🤖 AI Summary
Approximate nearest neighbor (ANN) search remains a core challenge in large-scale cross-modal retrieval. This paper systematically surveys the early development of learning-based hashing methods, focusing on data-driven optimization of projection functions and quantization strategies to map high-dimensional features into compact binary codes enabling efficient similarity computation in Hamming space. Distinguishing itself from random hashing, the survey categorizes approaches into supervised, unsupervised, and semi-supervised paradigms, covering key directions including multi-bit encoding, adaptive thresholding, and cross-modal extensions. It distills their theoretical foundations and design principles, elucidating the fundamental trade-offs among accuracy, efficiency, and generalizability. Furthermore, it establishes a structured conceptual framework that clarifies the applicability boundaries and open challenges of early models. By doing so, the work provides both a theoretical reference and an evolutionary roadmap for future research on interpretable, robust, and multimodal hashing.
📝 Abstract
Approximate Nearest Neighbour (ANN) search is a fundamental problem in information retrieval, underpinning large-scale applications in computer vision, natural language processing, and cross-modal search. Hashing-based methods provide an efficient solution by mapping high-dimensional data into compact binary codes that enable fast similarity computations in Hamming space. Over the past two decades, a substantial body of work has explored learning to hash, where projection and quantisation functions are optimised from data rather than chosen at random.
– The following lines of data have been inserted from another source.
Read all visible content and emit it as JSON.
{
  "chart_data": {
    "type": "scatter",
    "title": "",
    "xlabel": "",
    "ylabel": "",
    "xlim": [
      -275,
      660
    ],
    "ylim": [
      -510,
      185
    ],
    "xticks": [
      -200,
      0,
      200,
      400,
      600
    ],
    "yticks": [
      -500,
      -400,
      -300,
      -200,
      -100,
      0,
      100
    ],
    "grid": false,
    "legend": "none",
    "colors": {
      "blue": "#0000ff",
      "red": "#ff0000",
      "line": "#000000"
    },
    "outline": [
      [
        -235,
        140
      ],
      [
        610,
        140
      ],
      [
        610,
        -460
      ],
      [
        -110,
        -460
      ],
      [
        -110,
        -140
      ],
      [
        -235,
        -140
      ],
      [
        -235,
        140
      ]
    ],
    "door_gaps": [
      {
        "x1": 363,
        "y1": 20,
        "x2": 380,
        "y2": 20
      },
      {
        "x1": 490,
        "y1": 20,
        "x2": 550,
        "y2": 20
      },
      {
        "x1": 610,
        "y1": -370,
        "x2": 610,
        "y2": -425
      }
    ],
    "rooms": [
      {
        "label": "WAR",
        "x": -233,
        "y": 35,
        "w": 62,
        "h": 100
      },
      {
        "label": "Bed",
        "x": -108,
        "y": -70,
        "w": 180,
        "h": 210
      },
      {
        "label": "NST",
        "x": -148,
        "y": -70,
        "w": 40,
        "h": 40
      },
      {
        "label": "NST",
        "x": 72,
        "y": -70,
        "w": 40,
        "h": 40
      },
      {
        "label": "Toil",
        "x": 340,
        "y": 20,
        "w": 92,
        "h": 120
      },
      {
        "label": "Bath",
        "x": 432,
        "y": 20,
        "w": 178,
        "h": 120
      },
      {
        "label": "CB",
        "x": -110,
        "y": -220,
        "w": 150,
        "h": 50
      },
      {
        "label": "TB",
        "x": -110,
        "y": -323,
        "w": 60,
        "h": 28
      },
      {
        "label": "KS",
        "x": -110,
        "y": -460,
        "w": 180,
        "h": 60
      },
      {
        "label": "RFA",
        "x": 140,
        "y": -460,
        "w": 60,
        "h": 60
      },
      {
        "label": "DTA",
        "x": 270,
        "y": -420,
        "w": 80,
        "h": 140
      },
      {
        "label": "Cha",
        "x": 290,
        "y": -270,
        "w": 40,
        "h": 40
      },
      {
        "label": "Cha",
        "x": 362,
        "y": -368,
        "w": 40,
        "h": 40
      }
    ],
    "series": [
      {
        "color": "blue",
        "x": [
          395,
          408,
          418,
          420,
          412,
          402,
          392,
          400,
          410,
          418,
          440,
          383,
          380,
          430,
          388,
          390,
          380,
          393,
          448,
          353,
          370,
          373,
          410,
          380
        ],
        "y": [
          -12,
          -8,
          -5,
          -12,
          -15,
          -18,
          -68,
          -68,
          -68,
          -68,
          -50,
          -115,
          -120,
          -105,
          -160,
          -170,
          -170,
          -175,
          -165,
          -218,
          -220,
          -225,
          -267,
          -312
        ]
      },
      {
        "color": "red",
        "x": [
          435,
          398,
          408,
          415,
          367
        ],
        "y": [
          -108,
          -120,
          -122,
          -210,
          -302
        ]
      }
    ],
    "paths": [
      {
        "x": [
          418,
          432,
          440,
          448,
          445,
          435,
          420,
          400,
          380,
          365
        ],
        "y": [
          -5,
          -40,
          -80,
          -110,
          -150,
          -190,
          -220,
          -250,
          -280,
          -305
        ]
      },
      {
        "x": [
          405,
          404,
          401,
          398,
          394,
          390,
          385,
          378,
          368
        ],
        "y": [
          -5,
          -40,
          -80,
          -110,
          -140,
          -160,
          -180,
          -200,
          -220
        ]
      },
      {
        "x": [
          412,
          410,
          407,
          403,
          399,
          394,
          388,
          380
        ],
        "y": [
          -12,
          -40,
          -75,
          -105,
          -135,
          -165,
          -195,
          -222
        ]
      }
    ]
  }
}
This article offers a foundational survey of early learning-based hashing methods, with an emphasis on the core ideas that shaped the field. We review supervised, unsupervised, and semi-supervised approaches, highlighting how projection functions are designed to generate meaningful embeddings and how quantisation strategies convert these embeddings into binary codes. We also examine extensions to multi-bit and multi-threshold models, as well as early advances in cross-modal retrieval.
Rather than providing an exhaustive account of the most recent methods, our goal is to introduce the conceptual foundations of learning-based hashing for ANN search. By situating these early models in their historical context, we aim to equip readers with a structured understanding of the principles, trade-offs, and open challenges that continue to inform current research in this area.